A new paper by Eli Y. Adashi, Rohit Rajan, and I. Glenn Cohen appears in Science this week and picks up where those papers left off. The trio write that the crucial mission of the FDA, which has been to make science-based decisions about drug and medical device safety since 1938, has recently been undermined and threatened by politically motivated interference from congressional legislators.
In some ways, the FDA has been vulnerable to politicization from both sides of the aisle since the mid-1960s, resulting in a slow but steady loss of independence. However, write Adashi, Rajan, and Cohen, there has been a recent uptick in political influence on the FDA’s decisions, including the recent Plan B debacle. In the long run, the American people are at risk of losing the independent drug safety watchdog they rely on.
A major question is how this kind of influence affects decisionmaking (or, at least, the perception of how decisions are made) in the agricultural sector.
While the FDA will never be truly free from political pressure, the researchers support the move for a more independent version of the agency, and also suggest some safeguards, which will allow the agency to stay true to its mission.
“The hope is, that when values clash, an independent FDA will navigate the conflict with the nation’s best interest in mind,” they write. Their suggestions include: a six-year term for FDA commissioners, budgetary independence modeled on the Federal Communications Commission (another independent agency), and rule-making authority with selective oversight by the Office of Information and Regulatory Affairs and Office of Management and Budget.
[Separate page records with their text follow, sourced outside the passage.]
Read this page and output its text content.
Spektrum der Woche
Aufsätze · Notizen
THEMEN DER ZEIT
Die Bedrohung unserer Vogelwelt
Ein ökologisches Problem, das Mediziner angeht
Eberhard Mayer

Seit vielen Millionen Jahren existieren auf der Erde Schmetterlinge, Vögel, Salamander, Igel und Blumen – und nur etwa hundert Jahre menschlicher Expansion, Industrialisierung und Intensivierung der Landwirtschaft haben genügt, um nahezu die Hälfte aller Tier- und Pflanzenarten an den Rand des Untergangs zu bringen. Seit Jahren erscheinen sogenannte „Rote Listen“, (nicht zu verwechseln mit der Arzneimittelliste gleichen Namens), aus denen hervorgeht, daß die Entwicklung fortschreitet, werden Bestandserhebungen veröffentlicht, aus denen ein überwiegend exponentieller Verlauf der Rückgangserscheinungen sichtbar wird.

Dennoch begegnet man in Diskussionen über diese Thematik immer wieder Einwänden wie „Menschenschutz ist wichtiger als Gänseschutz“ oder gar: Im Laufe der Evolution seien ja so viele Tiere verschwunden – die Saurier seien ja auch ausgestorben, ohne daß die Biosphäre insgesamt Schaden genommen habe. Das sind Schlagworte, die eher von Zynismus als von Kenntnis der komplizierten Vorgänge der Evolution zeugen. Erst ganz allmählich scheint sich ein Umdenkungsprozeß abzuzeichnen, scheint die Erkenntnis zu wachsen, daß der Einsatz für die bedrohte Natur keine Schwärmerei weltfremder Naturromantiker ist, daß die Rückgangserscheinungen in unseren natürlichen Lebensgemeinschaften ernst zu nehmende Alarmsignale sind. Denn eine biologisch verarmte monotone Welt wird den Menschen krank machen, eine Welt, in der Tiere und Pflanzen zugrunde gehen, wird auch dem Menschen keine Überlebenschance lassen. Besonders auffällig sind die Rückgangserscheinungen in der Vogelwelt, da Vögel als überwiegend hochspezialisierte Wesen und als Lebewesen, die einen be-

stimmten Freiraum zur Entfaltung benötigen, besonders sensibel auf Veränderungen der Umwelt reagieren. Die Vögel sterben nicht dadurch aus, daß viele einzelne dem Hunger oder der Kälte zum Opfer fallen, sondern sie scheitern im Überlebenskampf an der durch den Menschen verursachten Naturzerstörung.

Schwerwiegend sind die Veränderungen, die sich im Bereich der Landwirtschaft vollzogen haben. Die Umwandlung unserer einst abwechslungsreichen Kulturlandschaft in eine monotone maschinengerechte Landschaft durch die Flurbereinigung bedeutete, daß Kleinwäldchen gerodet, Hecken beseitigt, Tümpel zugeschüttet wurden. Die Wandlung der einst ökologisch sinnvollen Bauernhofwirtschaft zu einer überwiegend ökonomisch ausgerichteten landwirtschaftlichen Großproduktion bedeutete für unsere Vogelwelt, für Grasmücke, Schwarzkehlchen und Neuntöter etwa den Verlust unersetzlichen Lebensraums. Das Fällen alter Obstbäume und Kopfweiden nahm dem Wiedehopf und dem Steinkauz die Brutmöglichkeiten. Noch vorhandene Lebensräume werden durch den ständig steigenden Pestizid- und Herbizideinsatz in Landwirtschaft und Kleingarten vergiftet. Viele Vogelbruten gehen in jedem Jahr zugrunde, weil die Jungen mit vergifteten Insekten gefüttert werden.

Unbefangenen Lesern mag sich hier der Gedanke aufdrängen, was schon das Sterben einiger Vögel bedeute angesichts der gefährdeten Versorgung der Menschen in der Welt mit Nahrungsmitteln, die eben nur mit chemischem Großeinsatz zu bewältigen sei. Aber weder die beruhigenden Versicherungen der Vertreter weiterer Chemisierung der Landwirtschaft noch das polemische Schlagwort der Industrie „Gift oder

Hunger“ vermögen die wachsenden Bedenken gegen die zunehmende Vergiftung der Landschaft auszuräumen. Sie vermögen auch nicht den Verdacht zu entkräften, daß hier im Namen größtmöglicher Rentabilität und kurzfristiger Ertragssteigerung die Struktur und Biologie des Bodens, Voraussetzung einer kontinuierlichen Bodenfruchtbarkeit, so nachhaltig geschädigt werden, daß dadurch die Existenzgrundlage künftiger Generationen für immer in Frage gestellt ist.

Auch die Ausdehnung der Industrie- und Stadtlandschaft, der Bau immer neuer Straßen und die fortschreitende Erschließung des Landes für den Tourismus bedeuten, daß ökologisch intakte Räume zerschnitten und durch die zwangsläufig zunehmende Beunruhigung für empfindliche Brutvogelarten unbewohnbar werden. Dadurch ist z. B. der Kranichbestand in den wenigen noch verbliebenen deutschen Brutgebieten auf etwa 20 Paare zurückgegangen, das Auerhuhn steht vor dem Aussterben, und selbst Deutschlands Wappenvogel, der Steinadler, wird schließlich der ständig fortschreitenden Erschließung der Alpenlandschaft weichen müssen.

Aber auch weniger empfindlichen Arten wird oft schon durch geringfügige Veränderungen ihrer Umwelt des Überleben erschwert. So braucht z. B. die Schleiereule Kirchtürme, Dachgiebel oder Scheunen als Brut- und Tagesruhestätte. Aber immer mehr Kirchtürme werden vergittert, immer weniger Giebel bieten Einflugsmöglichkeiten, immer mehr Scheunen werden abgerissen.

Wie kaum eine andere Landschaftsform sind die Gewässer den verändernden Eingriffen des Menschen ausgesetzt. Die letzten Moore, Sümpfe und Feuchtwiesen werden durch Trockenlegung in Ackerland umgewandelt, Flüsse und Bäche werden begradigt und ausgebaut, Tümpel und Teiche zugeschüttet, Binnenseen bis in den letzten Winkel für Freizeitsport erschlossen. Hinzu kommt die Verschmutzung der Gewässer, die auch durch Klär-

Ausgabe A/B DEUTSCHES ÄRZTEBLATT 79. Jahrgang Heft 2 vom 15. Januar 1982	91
“The fate and stature of the FDA rest in the hands of lawmakers who may be reluctant to alter the status quo for fear of losing leverage,” the researchers write. “Failure to codify in law the independence of the FDA now or in the near future must be viewed as an opportunity missed.”
Unless FDA’s independence is protected, and science allowed to reign supreme, the effectiveness of the FDA could fall by the wayside in favor of politically motivated compromise.